Каждое утро я бежал к афишной тумбе и смотрел, какие спектакли объявлены. Ничего не было бескорыстнее и блаженнее тех грёз, что дарила мне каждая объявленная пьеса, — грёз, обусловленных и образами, неотделимыми от слов, составлявших ее название, и цветом самих афиш, еще сырых и вздувшихся от клея, на которых это название было напечатано. Уж не говоря о таких непостижимых названиях, как "Завещание Цезаря Жиродо" и "Эдип-царь" на темно-бордовой афише "Комеди Франсез", — но и на зеленых афишах "Опера-комик"[75] меня изумляло, до чего отличается сверкающая белоснежная эгретка на афише "Бриллиантов короны" от гладкого загадочного атласа "Черного домино"[76], а между тем родители сказали, что для первого похода в театр мне надо будет выбрать одну из этих двух пьес, и потому я, стараясь понять, какие именно радости сулит мне каждая из них, и сравнить с теми, что таятся в другой, пытался последовательно вникнуть в название обеих, поскольку ничего, кроме названий, о них не знал, и под конец моему воображению с такой силой представлялась ослепительная гордость одной пьесы и бархатистая нежность другой, что я оказывался так же неспособен решить, какая мне больше нравится, как если бы на десерт мне предложили выбрать или рис "Императрица", или шоколадный крем.

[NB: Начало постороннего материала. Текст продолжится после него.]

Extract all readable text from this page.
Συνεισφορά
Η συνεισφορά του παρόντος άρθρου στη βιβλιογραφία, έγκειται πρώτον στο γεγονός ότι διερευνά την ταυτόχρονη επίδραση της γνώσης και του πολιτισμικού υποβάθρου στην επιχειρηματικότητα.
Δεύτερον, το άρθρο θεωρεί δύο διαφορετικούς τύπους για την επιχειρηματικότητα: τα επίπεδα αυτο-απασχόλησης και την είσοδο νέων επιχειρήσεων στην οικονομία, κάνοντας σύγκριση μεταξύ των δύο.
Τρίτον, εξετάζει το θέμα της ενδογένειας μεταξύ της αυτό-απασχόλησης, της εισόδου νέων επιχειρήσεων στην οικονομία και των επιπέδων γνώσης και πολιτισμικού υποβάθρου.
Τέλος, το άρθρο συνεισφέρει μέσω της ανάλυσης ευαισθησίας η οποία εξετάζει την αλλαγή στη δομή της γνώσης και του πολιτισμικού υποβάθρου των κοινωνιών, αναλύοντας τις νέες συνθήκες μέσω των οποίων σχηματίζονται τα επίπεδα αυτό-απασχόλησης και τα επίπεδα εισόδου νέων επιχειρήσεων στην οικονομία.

Все мои разговоры с товарищами вертелись вокруг тех актеров, чье искусство, еще мне неведомое, было первой среди множества форм, в которой я предчувствовал явление Искусства. Мне казалось, что неоценимую важность имеют мельчайшие различия в манере того или другого актера произносить тираду и передавать ее оттенки. И смотря по тому, что мне говорили об этих артистах, я располагал их по степени таланта в списках, которые повторял сам себе целыми днями, так что они в конце концов затвердели у меня в мозгу и мешали ему своим неизменным присутствием.